1O Lessons from the 2010 decade – #1 – Education
From the desk of _mwl Gregg Tendwa
Kilifi. Kenya. 31 Dec 2019
Lesson 1 – education – When I cleared campus in 2008 and was ready to go and get employed as my parents had advised, I declined the offer to join the Teachers Service Commission of Kenya and decided to pursue a career in development through communication. I didn’t know where to start or how to start but my first project was a campaign that got the attention of the nation – The Jars of Clay concert for Gjue 1 Million (2009) & Gpange campaign (2010).

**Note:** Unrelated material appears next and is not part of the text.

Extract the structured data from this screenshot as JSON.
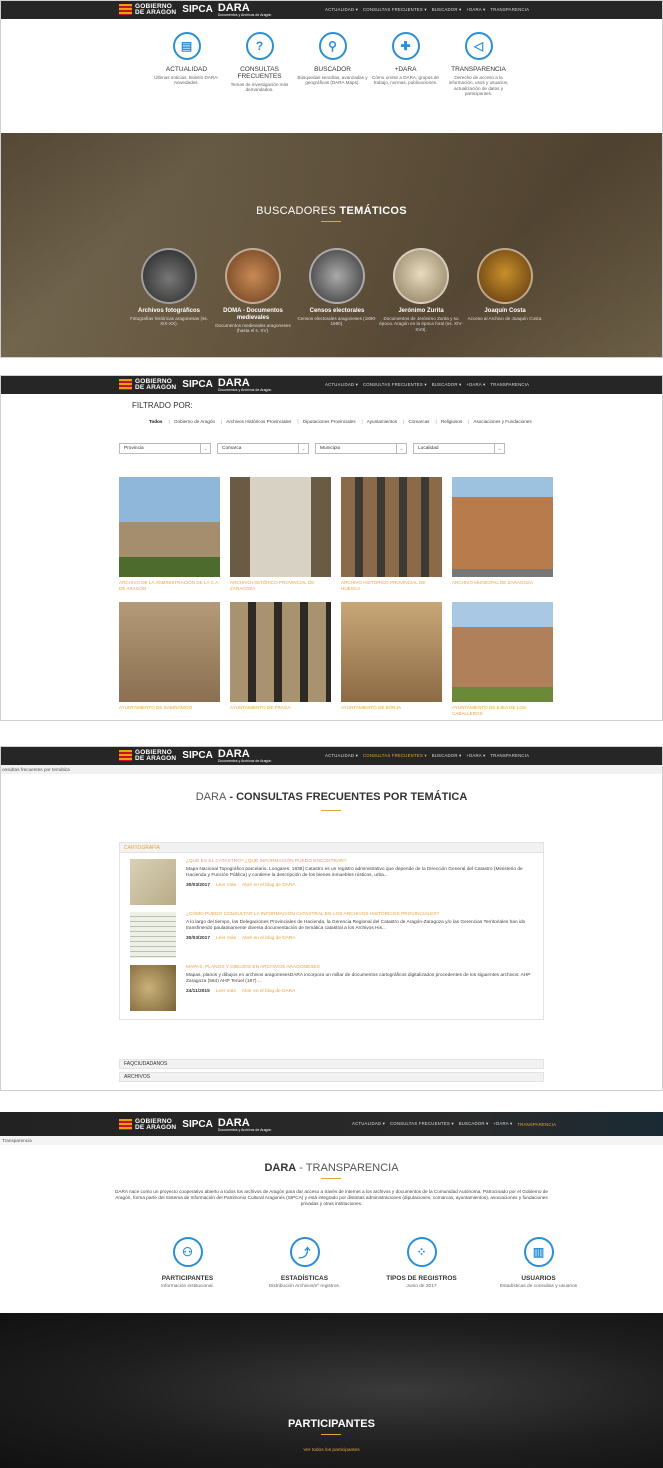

I don’t regret that decision for a second, also looking at how the teachers service commission and the labor rights organization such as the Kenya National Union of Teachers, Kenya Union of Post Primary Education Teachers and now Kenya Women Teachers Association have done more of exploiting teachers than bringing dignity to the teaching career. We basically go to school to go through an education system that will help us find a job and not necessarily make us human beings that are critical historians, explorers, and kinder to each other and the planet.
It is in this decade I saw, first-hand the rot that is our education system – and how it is basically set to produce dysfunctional human beings. As an employer, you will need to retrain your staff all over again, have them unlearn all school stuff in order for them to function in the current work environment. Even then, you struggle with smaller things like attention to detail, too much ambition or the absolute lack of, corrupted work ethics where it is often about how much you can steal from the opportunity at hand.

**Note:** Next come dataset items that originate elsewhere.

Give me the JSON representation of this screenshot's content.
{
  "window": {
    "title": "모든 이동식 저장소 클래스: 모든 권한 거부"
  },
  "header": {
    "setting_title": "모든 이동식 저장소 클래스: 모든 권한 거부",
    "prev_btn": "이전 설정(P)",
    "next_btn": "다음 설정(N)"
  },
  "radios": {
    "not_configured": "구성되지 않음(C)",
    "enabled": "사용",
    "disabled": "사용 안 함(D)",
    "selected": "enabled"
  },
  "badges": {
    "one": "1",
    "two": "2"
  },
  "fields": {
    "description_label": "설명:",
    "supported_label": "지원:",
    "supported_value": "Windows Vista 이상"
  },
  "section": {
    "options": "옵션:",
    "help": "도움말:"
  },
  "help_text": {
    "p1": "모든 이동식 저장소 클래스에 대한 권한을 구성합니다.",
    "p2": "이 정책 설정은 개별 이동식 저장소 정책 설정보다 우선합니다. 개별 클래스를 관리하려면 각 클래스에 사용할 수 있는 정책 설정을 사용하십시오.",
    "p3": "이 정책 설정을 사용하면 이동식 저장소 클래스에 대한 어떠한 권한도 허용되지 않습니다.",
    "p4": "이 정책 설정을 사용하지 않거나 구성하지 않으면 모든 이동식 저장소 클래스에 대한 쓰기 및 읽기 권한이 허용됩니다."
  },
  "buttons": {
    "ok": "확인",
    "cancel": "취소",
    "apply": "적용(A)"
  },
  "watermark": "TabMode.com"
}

When we over commercialized education, and engaged in thousands of battles with teachers, and parents absconded their duty in complementing learning, and the ministry of education tightened the rope around teachers making them slaves of their work environment – then the child became the biggest looser and it is evident in the quality of human beings we are experiencing today.
We have incentivised learning to become just about 2 or 3 scores of your life – at primary school is KCPE, at secondary school is KCSE and then a Degree you score at University. I believe education today should be about the discovery of talents, the awakening of eternal curiosity, critical thinking and building more kindness in a world already spoilt by the best brains that earth could ever find. Discovering and nurturing talents is critical, because it is possible to survive on your talents when everything else fails.

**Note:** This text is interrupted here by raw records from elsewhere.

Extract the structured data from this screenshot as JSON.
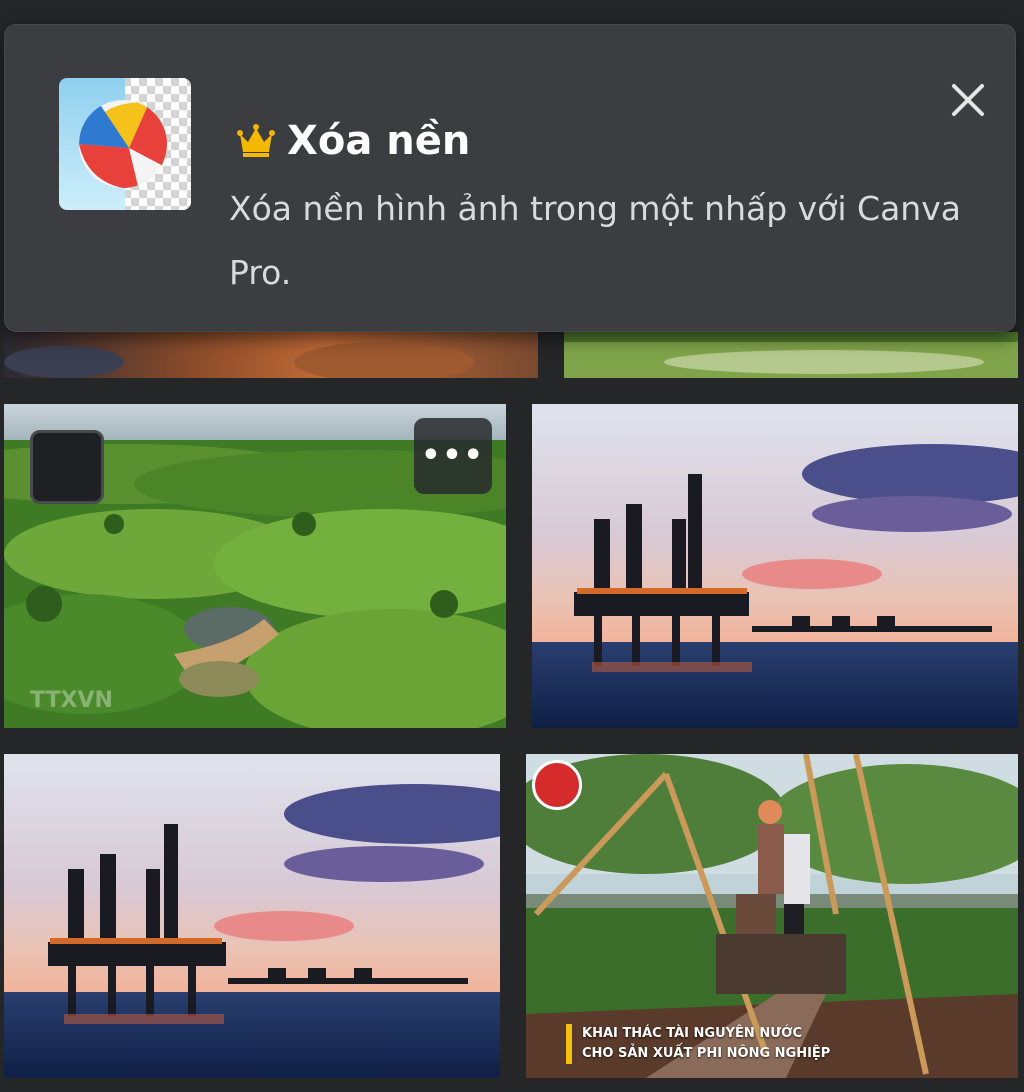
{
  "promo": {
    "title": "Xóa nền",
    "description": "Xóa nền hình ảnh trong một nhấp với Canva Pro.",
    "title_icon": "crown-icon",
    "close_icon": "close-icon",
    "accent_color": "#f5b800"
  },
  "results": {
    "more_label": "•••",
    "tile1_watermark": "TTXVN",
    "tile4_caption_line1": "KHAI THÁC TÀI NGUYÊN NƯỚC",
    "tile4_caption_line2": "CHO SẢN XUẤT PHI NÔNG NGHIỆP"
  }
}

In the past decade, I’ve learnt how to be a festival producer, ethnomusicologist, awesome DJ, music producer, events manager, digital strategist, digital media manager, campaigns manager, fundraiser, social innovator. I was never awarded certificate of merit for any of these, yet they make a bigger part of my life – including how I butter my bread.
In the coming decade, we can only hope that the roll out of the new competency based curriculum will bring new purpose to the concept of education and learning , and that learning shouldn’t be as competitive or incentivised. Coupled with self-teaching, mentorship and apprenticeship become central to building our learning culture and the human resources that we desire.
Creative and Innovation hubs will become more centralized as centers of alternative learning in the job creation value chain, especially in finding news solutions to old problems while bridging the gap between school and a market that is saturated with copy paste mediocrity.